Here at The Motley Fool, we try to run a family-friendly operation. After all, we hope that many of your pre-teen and teen children and grandchildren read our offerings along with you, learning about investing and starting early, for maximum results. That's why I've saved this excellent quotation by index fund pioneer John Bogle for this article, keeping it out of the headline:
Beethoven could tell you how to write a symphony, but you can't write a symphony like Beethoven does. You can't copy, with any hope of success, a Beethoven or Buffett. You can copy Bogle at any moment of time. Just buy the damn index fund.
Meet John Bogle
Let's back up a bit, though, to establish just why you should care what John Bogle thinks. At age 85, he's the father of the index fund, an investment recommended by none other than Warren Buffett and a way for small investors to outperform the pros. He has also been referred to as "the conscience" of the mutual fund industry, frequently and publicly criticizing troubling industry practices.
Bogle founded The Vanguard Group in 1974, wanting to put investors' interests first by charging low fees and delivering solid results. He went against prevailing thoughts by championing passive "index" investing, and in 1976 he introduced the first index fund, which now goes by the Vanguard Index 500 (VFINX) name. It now holds close to $200 billion in assets.
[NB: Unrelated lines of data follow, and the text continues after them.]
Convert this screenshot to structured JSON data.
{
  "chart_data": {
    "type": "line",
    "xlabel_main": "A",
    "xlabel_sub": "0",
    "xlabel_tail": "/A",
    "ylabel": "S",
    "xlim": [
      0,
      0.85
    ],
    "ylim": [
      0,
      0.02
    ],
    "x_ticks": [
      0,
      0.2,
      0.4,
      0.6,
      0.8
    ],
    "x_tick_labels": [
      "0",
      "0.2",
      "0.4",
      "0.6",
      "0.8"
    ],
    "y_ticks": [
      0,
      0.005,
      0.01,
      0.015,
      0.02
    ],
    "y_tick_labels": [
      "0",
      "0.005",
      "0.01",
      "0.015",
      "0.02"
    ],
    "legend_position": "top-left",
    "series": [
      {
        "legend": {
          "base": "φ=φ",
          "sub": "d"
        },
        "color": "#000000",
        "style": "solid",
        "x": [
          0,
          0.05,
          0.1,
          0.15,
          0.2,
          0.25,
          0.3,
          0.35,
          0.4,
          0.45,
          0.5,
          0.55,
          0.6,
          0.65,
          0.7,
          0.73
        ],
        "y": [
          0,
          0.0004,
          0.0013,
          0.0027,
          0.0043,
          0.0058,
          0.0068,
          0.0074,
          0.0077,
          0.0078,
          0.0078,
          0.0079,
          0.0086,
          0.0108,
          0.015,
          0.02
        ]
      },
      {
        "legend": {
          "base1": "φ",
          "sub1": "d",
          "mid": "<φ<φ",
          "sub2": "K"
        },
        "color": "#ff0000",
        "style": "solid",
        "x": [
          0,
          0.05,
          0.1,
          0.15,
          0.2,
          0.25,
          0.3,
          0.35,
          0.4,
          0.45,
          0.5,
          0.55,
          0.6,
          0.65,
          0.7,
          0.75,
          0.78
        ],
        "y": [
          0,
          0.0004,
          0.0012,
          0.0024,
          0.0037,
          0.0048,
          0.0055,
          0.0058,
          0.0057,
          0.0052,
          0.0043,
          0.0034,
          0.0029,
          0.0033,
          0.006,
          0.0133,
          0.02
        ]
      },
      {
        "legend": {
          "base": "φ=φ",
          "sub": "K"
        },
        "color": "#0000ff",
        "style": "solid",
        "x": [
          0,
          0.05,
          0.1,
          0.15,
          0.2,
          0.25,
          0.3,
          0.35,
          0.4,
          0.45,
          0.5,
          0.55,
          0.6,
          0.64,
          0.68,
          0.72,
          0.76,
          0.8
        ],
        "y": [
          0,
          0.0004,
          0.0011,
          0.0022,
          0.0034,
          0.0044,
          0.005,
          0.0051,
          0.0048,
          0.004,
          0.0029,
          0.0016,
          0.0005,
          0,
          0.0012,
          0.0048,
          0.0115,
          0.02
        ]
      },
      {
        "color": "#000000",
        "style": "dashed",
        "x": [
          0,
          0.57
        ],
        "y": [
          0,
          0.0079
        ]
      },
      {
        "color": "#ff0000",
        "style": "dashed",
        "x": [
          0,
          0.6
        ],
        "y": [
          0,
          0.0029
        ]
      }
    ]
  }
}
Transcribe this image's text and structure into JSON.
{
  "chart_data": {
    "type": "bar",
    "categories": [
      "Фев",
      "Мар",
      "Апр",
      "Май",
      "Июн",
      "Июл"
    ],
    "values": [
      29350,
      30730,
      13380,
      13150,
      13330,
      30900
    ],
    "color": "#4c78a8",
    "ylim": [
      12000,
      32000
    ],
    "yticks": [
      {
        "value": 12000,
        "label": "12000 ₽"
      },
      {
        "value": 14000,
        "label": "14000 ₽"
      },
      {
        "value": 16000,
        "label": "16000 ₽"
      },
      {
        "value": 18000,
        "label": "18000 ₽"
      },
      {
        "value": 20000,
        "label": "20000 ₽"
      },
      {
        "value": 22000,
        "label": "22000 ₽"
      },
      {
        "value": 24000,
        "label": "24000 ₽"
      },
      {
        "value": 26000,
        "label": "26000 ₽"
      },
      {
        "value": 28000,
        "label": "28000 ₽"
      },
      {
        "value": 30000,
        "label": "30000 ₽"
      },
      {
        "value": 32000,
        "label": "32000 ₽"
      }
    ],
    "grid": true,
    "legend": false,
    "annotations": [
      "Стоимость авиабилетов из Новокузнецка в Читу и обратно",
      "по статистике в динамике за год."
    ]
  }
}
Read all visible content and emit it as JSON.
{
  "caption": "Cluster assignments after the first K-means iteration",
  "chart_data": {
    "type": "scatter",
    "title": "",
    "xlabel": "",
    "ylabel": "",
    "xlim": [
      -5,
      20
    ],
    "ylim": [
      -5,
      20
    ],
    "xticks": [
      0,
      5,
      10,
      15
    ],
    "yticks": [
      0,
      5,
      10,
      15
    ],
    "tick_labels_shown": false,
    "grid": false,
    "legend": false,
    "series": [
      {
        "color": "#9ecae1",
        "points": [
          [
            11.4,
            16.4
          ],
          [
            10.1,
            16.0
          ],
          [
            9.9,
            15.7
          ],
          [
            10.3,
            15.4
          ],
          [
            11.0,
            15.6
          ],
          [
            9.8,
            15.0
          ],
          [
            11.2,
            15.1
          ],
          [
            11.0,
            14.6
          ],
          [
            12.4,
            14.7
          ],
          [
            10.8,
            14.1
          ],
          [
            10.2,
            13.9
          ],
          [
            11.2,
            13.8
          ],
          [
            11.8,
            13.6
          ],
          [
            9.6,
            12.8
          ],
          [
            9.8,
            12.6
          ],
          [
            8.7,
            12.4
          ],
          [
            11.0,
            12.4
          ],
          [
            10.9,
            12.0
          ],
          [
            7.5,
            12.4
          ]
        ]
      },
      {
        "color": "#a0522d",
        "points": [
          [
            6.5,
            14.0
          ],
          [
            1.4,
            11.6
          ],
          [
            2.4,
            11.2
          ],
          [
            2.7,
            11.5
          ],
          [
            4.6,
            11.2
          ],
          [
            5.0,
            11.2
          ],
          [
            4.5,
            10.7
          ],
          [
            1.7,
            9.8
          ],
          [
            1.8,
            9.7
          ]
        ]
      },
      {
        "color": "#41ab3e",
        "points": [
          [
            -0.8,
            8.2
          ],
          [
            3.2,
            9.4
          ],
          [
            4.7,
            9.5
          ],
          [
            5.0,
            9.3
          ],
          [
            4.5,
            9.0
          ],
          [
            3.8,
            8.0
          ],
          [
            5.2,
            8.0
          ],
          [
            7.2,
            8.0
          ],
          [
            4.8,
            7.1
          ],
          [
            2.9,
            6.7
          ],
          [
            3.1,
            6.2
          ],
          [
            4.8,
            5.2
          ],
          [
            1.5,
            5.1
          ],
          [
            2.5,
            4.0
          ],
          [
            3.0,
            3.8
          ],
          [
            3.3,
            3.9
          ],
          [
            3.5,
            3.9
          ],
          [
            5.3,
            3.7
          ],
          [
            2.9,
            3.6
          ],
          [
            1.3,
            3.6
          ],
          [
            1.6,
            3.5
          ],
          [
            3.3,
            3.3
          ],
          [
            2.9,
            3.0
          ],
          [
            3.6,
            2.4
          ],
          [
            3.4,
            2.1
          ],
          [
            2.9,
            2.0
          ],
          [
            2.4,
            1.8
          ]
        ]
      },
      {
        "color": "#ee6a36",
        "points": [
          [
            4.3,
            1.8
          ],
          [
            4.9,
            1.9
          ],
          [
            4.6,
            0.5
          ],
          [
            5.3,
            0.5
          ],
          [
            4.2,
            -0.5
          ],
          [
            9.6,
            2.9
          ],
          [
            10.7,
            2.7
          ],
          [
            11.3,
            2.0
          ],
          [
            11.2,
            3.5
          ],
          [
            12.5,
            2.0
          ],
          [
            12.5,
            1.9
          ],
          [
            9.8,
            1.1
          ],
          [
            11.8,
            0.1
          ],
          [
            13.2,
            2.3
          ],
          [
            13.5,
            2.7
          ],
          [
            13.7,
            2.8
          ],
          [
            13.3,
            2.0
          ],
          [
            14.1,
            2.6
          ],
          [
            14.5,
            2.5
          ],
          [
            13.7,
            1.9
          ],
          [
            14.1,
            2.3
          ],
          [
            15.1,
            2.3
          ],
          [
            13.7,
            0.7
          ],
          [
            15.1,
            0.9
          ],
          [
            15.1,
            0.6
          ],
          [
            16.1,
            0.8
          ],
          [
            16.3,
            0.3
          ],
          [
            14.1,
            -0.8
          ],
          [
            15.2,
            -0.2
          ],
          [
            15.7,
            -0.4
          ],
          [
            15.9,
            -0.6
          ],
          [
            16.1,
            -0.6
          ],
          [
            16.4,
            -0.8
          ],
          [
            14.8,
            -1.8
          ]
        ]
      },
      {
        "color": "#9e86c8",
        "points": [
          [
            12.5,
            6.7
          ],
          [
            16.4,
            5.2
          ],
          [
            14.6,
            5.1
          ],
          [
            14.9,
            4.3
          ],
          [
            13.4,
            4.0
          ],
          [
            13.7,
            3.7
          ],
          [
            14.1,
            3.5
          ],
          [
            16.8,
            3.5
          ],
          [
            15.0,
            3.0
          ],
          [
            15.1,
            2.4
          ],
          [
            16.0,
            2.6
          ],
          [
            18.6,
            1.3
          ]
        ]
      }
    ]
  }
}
What's so great about the quote?
So what's so valuable about the Bogle quotation? Well, it kind of tells you all you need to know about investing. Sure, it's good to read up on investing and personal finance and to understand how stocks and the market fluctuate and why crashes happen and how steep fees can erode your earnings and that great companies have sustainable competitive advantages and that fixed-rate mortgages can be better than adjustable-rate ones in low-interest rate environments. There's definitely a lot you can learn about the financial world, and much of it can help you save or make money.
But if you wanted a more secure financial future and could only handle one sentence of advice, this would be a great sentence to hear: "Just buy the damn index fund."
Even Superinvestor Warren Buffett would agree. In his 2013 letter to shareholders, he mentioned directions he's left in his will for assets he's leaving his wife:
My advice to the trustee couldn't be more simple: Put 10% of the cash in short-term government bonds and 90% in a very low-cost S&P 500 index fund. (I suggest Vanguard's.) I believe the trust's long-term results from this policy will be superior to those attained by most investors -- whether pension funds, institutions or individuals -- who employ high-fee managers.
Why index funds?
It's hard to argue with the beauty of investing in index funds. They've been so successful that many firms now offer them, so be sure to focus only on low-cost ones. The Vanguard one is a great example, as its "expense ratio" (annual fee) is just 0.17%. (Typical managed mutual funds charge 1% or more per year.) You might alternatively go with an exchange-traded fund (ETF) such as the SPDR S&P 500 ETF (NYSEMKT:SPY), which charges just 0.09% per year. Both recently yielded about 1.9% -- which makes sense, as both are invested in the same 500 stocks. The components of the S&P 500 index, it's worth noting, aren't just a modest subset of America's thousands of publicly traded companies. They're so large, in general, that together they make up about 80% of the market's total value.
Clearly, index funds are cheap. They're also convenient, and risk-reducing. With one simple transaction, you can be invested in 500 companies. That pretty much removes any risk of one holding imploding and taking your portfolio down. The 500 companies are weighted by market size, so with Apple's market capitalization recently surging past a remarkable $700 billion, close to twice its nearest counterpart, it does have an outsized influence on the fund, recently making up around 3.9% of its value.
If you're thinking that investing in index funds is a bit of a compromise in the investing world, and that you'll be giving up a chance of amazing returns, think again. Yes, if you invest in individual companies you carefully select, you might outperform the index. But guess what – most of the well-trained pros on Wall Street haven't been able to do so. Managed mutual funds routinely underperform the S&P 500. And over many decades, it has averaged annual gains of about 10%.
As Bogle has quipped: "Don't look for the needle. Buy the haystack."